In [2]:
import triton
import torch
import triton.language as tl
from triton.runtime import driver

In [3]:
DEVICE = triton.runtime.driver.active.get_active_torch_device()
DEVICE

device(type='cuda', index=0)

x: a x m
y: m x n
z: a x n

In [4]:
def matmul(x, y, z, x_row, y_col):
    assert z.shape[0] == x_row and z.shape[1] == y_col
    for row in range(x_row):
        for col in range(y_col):
            z[row, col] = (x[row, :] * y[:, col]).sum()
    
    return z

In [5]:
a, m, n = 3, 3, 3
x = torch.ones((a, m))
y = torch.ones((m, n))
z = torch.zeros((a, n))

%timeit matmul(x, y, z, a, n)

299 μs ± 76.9 μs per loop (mean ± std. dev. of 7 runs, 1,000 loops each)


In [6]:
x = torch.ones((a, m), device=DEVICE)
y = torch.ones((m, n), device=DEVICE)
z = torch.zeros((a, n), device=DEVICE)

%timeit matmul(x, y, z, a, n)

1.04 ms ± 119 μs per loop (mean ± std. dev. of 7 runs, 1,000 loops each)


why is it 5x slower on the gpu?? BECAUSE for loops run on CPU backend, and then tensors are on GPU. GPU/CPU sync makes it slower.

idea for matmul kernel:
* block size will be (x_row, y_col) which is basically for loop
* so each row and column from x and y will be loaded to compute a single element of z

better idea:
* divide x and y into blocks, and load blocks, that way, we compute maybe 1/4th of z using a single running kernel

In [56]:
@triton.jit
def fused_matmul(x_ptr, y_ptr, z_ptr, x_rows, y_cols, common_dim, block_size: tl.constexpr):
    accumulator = 0.0
    x_row = tl.program_id(0)
    y_col = tl.program_id(1)
    for k in range(0, common_dim, block_size):
        offsets = k + tl.arange(0, block_size)
        # # common_dim elements loaded
        #(M, K)
        x_offset = x_ptr + (x_row * common_dim)

        # # common dim elements loaded
        #(K, N)
        y_offset = y_ptr + y_col

        y_ptrs = y_offset + (offsets * y_cols)

        x_ptrs = x_offset + offsets

        x_load = tl.load(x_ptrs, mask = offsets < common_dim)
        y_load = tl.load(y_ptrs, mask = offsets < common_dim)

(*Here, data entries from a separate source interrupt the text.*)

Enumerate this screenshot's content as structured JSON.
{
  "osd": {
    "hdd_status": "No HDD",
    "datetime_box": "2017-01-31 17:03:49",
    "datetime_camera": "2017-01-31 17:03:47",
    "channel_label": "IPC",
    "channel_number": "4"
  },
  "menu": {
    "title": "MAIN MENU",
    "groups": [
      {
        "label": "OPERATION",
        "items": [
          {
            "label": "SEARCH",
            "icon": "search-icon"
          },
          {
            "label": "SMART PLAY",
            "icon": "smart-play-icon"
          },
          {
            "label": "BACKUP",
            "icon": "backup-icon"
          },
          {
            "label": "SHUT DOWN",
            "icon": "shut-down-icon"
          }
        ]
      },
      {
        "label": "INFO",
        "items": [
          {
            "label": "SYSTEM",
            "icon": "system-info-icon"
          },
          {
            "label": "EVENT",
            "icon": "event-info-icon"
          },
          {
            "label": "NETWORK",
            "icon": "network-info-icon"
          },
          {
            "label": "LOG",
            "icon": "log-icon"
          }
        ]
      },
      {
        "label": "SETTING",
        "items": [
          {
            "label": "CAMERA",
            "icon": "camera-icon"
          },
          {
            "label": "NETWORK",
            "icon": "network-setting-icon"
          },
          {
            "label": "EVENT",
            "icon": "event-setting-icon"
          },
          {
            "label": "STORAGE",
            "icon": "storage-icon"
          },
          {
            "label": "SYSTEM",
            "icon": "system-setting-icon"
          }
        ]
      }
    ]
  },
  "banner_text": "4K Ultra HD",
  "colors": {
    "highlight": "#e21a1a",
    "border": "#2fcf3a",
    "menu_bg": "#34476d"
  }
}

        accumulator += tl.sum(x_load * y_load, axis=-1)

    tl.store(z_ptr + (x_row * y_cols + y_col), accumulator) 

In [57]:
def smart_mul(x, y):

    x_rows, common_dim = x.shape
    y_cols = y.shape[1]

    z = torch.zeros((x_rows, y_cols), device=DEVICE)

    block_size = triton.next_power_of_2(common_dim)

    # warps per block
    # different from warpsize which defines how many threads per warp
    num_warps = max(1, block_size//32)


    kernel = fused_matmul.warmup(x, y, z, x_rows, y_cols, common_dim, block_size, num_stages=1, num_warps=num_warps, grid=(1,))

    kernel._init_handles()

    kernel[(x_rows, y_cols, 1)](x, y, z, x_rows, y_cols, common_dim, block_size)

In [61]:
x = torch.ones((a, m), device=DEVICE)
y = torch.ones((m, n), device=DEVICE)
x, y

(tensor([[1., 1., 1.],
         [1., 1., 1.],
         [1., 1., 1.]], device='cuda:0'),
 tensor([[1., 1., 1.],
         [1., 1., 1.],
         [1., 1., 1.]], device='cuda:0'))

In [62]:
%timeit smart_mul(x, y)


90.6 μs ± 4.37 μs per loop (mean ± std. dev. of 7 runs, 10,000 loops each)


HOLYYYYY FROM 300 MICROSECS TO LIKE 100, HOLYYY yippeeee

In [60]:
z

tensor([[3., 3., 3.],
        [3., 3., 3.],
        [3., 3., 3.]], device='cuda:0')